Maarten Schmidt was born on December 1. January 28, 1929 in Groningen, the Netherlands. His father, Wilhelm, was an accountant for the Dutch government; his mother, Annie Wilhelmina (Haringhuizen) Schmidt, was a homemaker.

Maarten built his first telescope under the tutelage of his uncle, a pharmacist and amateur astronomer, using two lenses and a roll of toilet paper. Although his family lived in the center of Groningen, the demands of World War II often meant a complete blackout of the city, allowing him a clear view of the skies.

He read all the astronomy he could find and proved so adept that a high school teacher allowed him to lead the class. He studied mathematics and physics at the University of Groningen, earning a bachelor’s degree in 1949 and a master’s degree a year later.

He then traveled to the University of Leiden, south of Amsterdam, where he studied with the renowned Dutch astronomer Jan Oort, known, among other things, for his theory about a layer of icy objects just beyond the solar system, now called the Oort Cloud. . .

dr Oort liked to throw parties, and at one, Mr. Schmidt met Cornelia Tom. They married in 1955. He died in 2020.

Along with his daughter Anne, he is survived by his daughters Elizabeth Evans and Marijke Schmidt, four grandchildren, and five great-grandchildren.

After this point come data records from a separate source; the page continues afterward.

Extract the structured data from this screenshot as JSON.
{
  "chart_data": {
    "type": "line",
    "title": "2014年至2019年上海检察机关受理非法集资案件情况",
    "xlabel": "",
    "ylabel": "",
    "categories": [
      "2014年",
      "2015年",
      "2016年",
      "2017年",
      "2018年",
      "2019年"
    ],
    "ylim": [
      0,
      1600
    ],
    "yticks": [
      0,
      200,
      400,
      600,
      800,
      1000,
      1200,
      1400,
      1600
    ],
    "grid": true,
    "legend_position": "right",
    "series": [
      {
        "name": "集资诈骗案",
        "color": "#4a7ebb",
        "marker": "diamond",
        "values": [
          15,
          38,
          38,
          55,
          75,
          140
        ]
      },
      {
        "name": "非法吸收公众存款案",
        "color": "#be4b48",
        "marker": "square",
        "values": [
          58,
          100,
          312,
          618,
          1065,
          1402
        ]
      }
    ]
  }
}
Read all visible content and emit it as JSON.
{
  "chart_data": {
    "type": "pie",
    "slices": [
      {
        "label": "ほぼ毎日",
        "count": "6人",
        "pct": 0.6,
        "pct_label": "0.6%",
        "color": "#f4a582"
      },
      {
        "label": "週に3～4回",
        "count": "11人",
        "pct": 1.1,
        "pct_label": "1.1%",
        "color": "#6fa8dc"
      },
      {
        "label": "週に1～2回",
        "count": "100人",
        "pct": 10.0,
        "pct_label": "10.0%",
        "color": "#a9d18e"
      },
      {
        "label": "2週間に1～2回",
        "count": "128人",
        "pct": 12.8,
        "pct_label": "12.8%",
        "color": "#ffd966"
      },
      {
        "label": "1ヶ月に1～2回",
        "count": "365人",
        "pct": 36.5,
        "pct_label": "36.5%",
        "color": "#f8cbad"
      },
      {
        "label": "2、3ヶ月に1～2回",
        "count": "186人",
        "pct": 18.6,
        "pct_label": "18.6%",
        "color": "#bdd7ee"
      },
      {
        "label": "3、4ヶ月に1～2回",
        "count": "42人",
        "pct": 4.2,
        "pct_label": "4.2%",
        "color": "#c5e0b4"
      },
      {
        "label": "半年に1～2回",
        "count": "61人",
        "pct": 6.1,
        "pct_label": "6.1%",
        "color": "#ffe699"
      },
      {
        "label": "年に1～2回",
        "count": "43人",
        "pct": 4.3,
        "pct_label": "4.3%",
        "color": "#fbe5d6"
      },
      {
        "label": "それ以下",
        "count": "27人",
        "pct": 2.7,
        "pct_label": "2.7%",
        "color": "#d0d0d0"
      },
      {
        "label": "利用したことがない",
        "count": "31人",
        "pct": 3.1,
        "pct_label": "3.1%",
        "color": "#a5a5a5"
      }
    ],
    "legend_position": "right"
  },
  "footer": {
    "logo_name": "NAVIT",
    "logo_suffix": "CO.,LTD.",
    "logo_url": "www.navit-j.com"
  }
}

dr Schmidt received his doctorate from him in 1956 and spent two years in the United States on a Carnegie fellowship. He and his young family returned to Leiden, but he was dissatisfied with the resources and opportunities available to him, and in 1959 he accepted a permanent position at Caltech in Pasadena.

He spent most of his later career hunting for quasars and discovering new insights about them, a quest interrupted by several years as an administrator, heading Caltech’s Division of Physics, Mathematics, and Astronomy, and directing the school’s Hale Observatories.

dr Schmidt was an adamant atheist, but when asked by the editors of Origins: The Lives and Worlds of Modern Cosmologists (1990) how, if he were God, he would have designed the universe, he gladly accepted the challenge.

“I would have built a bigger universe,” he said. “I think the universe is small.”